Wtorkowa sesja przyniosła na wielu rynkach odbicie po wcześniejszych ostrych spadkach. Japoński indeks Nikkei 225 urósł o 6 proc. Hang Seng, główny indeks giełdy w Hongkongu, zyskał 1,5 proc. Wiele innych azjatyckich indeksów, takich jak koreański KOSPI, chiński Shanghai Composite czy indyjski Sensex, zakończyło sesje lekko na plusie. Na niektórych giełdach doszło jednak do kontynuacji silnej przeceny z ostatnich dni. Tajski indeks SET i tajwański TAIEX traciły po ponad 4 proc., a główny indeks giełdy w Dżakarcie stracił 7,9 proc. Zazieleniło się na niemal wszystkich giełdach w Europie. Niemiecki indeks DAX zyskiwał po południu 3 proc., francuski CAC 40 rósł o 3,5 proc., a włoski FTSE MIB o 3,3 proc. Sesja w USA zaczęła się od solidnych zwyżek. S&P 500 rósł na jej początku o 3,2 proc., a Nasdaq Composite zyskiwał 3,6 proc. Oznaki uspokojenia na Wall Street były już widoczne w trakcie poniedziałkowej sesji. S&P 500 spadł wówczas tylko o 0,2 proc., a Nasdaq Composite zyskał 0,1 proc.
Konflikt z Pekinem
Pozytywnie na nastroje inwestorów wpłynęła m.in. wiadomość o tym, że USA są gotowe rozmawiać o redukcji ceł na towary z Japonii. Do Tokio ma w tym celu polecieć Scott Bessent, amerykański sekretarz skarbu. Wcześniej zadeklarował, że USA są gotowe na rozmowy na temat ceł z ponad 70 państwami, które wyraziły chęć negocjacji.

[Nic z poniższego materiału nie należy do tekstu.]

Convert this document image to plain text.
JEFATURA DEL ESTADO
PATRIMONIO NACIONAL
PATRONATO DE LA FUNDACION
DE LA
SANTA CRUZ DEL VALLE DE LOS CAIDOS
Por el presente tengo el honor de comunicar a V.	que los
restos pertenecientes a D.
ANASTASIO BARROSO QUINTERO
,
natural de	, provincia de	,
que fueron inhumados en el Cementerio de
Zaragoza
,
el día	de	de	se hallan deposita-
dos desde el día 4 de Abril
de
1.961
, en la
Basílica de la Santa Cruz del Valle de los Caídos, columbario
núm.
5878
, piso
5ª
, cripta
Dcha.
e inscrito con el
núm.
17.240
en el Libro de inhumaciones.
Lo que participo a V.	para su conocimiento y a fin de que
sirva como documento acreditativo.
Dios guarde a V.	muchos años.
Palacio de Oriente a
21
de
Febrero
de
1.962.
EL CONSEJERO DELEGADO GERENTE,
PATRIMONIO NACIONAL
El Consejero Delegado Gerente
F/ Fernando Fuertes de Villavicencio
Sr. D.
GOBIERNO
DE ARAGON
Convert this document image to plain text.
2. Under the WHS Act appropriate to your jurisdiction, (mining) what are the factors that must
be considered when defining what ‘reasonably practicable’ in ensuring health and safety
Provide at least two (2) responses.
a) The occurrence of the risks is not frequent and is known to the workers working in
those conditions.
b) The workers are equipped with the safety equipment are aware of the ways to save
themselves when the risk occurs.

Zaostrza się jednak konflikt handlowy pomiędzy USA a Chinami. W czwartek ma wejść w życie wynoszące 34 proc. chińskie karne cło na cały import z USA. Trump zapowiedział, że odpowie na to nałożeniem dodatkowego cła na chińskie produkty wartego 50 proc. Import z Chin będzie więc objęty łącznymi cłami odwetowymi wynoszącymi aż 104 proc. Rząd Chin oświadczył, że będzie „walczył do końca”, jeśli Stany Zjednoczone będą kontynuować eskalację wojny handlowej i że podejmie „zdecydowane środki odwetowe”.
Chińczycy mogą próbować wspomóc swoich eksporterów, osłabiając juana. We wtorek Ludowy Bank Chin pozwolił na to, by chińska waluta stała się najsłabsza od września 2023 r. Za 1 dolara płacono nawet 7,336 juanów. Słabszy juan zwykle pozytywnie wpływa na zyski chińskich eksporterów.